In medicine, Allen's test or the Allen test is a medical sign used in physical examination of arterial blood flow to the hands. It was named for Edgar Van Nuys Allen, who described the original version of the test in 1942.

An altered test, first suggested by Irving S Wright in 1952, has almost universally replaced the original method in contemporary medical practice. The alternative method is often referred to as the modified Allen's test or modified Allen test.

Method

Original test
The original test proposed by Allen is performed as follows:
 The patient is asked to clench both fists tightly for 1 minute at the same time.
 Pressure is applied over both radial arteries simultaneously so as to occlude them.
 The patient then opens the fingers of both hands rapidly, and the examiner compares the colour of both. The initial pallor should be replaced quickly by rubor.
 The test may be repeated, this time occluding the ulnar arteries.

Allen's test looks for abnormal circulation.

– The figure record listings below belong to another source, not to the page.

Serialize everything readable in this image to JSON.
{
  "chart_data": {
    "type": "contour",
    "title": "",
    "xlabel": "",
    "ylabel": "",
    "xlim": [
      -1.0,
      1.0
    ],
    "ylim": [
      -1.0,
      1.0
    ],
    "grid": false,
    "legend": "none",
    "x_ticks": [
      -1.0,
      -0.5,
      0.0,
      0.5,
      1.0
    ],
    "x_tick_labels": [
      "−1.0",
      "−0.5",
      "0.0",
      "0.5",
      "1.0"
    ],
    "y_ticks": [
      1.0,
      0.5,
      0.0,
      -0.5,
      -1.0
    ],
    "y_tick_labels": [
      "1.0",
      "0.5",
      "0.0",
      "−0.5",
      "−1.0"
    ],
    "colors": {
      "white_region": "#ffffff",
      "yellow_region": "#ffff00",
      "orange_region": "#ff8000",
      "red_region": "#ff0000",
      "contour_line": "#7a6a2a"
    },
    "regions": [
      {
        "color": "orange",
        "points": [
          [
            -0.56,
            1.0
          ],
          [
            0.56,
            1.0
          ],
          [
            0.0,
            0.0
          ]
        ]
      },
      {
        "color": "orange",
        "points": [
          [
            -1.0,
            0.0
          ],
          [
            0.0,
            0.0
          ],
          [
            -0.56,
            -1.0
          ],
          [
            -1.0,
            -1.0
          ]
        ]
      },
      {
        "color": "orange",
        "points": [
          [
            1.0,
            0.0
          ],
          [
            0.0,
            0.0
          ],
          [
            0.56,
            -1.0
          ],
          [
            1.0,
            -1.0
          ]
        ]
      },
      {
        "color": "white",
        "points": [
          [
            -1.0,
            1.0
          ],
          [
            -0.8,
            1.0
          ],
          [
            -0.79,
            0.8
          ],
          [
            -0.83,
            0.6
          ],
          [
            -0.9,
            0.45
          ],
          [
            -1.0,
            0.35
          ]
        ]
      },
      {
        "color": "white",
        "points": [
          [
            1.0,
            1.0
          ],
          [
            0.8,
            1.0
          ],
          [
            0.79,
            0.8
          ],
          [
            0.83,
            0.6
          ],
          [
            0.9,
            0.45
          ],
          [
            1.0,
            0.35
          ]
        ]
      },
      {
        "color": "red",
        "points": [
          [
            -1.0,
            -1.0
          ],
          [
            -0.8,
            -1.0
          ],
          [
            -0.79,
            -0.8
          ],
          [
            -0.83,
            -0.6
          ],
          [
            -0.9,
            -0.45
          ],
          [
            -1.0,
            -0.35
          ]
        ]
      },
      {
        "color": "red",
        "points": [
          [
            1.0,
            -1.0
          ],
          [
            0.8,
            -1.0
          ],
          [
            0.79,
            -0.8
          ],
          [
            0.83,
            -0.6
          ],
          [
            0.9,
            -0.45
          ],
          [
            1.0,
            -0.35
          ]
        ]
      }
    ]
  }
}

If color returns quickly as described above, Allen's test is considered to demonstrate normal circulation. If the pallor persists for some time after the patient opens their fingers, this suggests a degree of occlusion of the uncompressed artery.

Modified test
In the modified Allen test, one hand is examined at a time:
 The hand is elevated and the patient is asked to clench their fist for about 30 seconds.
 Pressure is applied over the ulnar and the radial arteries so as to occlude both of them.
 Still elevated, the hand is then opened. It should appear blanched (pallor may be observed at the finger nails).
 Ulnar pressure is released while radial pressure is maintained, and the colour should return within 5 to 15 seconds.

If color returns as described, Allen's test is considered to be normal. If color fails to return, the test is considered abnormal and it suggests that the ulnar artery supply to the hand is not sufficient. This indicates that it may not be safe to cannulate or needle the radial artery.   There is still some confusion as to whether a normal Allen test should be referred to as negative or positive.  In preoperative surgical notes it is perhaps best to avoid the words negative or positive and document the result as normal or abnormal.

Anatomical basis 
The hand is normally supplied by blood from both the ulnar and radial arteries. The arteries join in the hand. Thus, if the blood supply from one of the arteries is cut off, the other artery can supply adequate blood to the hand. A minority of people lack this dual blood supply.

Significance 
An uncommon complication of radial arterial blood sampling/cannulation is disruption of the artery (obstruction by clot), placing the hand at risk of ischemia. Those people who lack the dual supply are at much greater risk of ischemia. The risk can be reduced by performing the modified Allen's test beforehand. People who have a single blood supply in one hand often have a dual supply in the other, allowing the practitioner to take blood from the side with dual supply.

The modified Allen's test is also performed prior to heart bypass surgery. The radial artery is occasionally used as a conduit for bypass surgery, and its patency lasts longer in comparison to the saphenous veins. Prior to heart bypass surgery, the test is performed to assess the suitability of the radial artery to be used as a conduit. A result of less than 3 seconds is considered as good and suitable. A result of between 3–5 seconds is equivocal, whereas the radial artery will not be considered for grafting if the result is longer than 5 seconds.

The utility of the modified Allen's test is questionable, and no direct correlation with reduced ischemic complications of radial artery cannulation have ever been proven.  In 1983, Slogoff and colleagues reviewed 1,782 radial artery cannulations and found that 25% of them resulted in complete radial artery occlusion, without apparent adverse effects. A number of reports have been published in which permanent ischemic sequelae occurred even in the presence of a normal Allen's test. In addition, the results of Allen's tests do not appear to correlate with  distal blood flow as demonstrated by fluorescein dye injections.

Further modifications to the test have been proposed to improve reliability.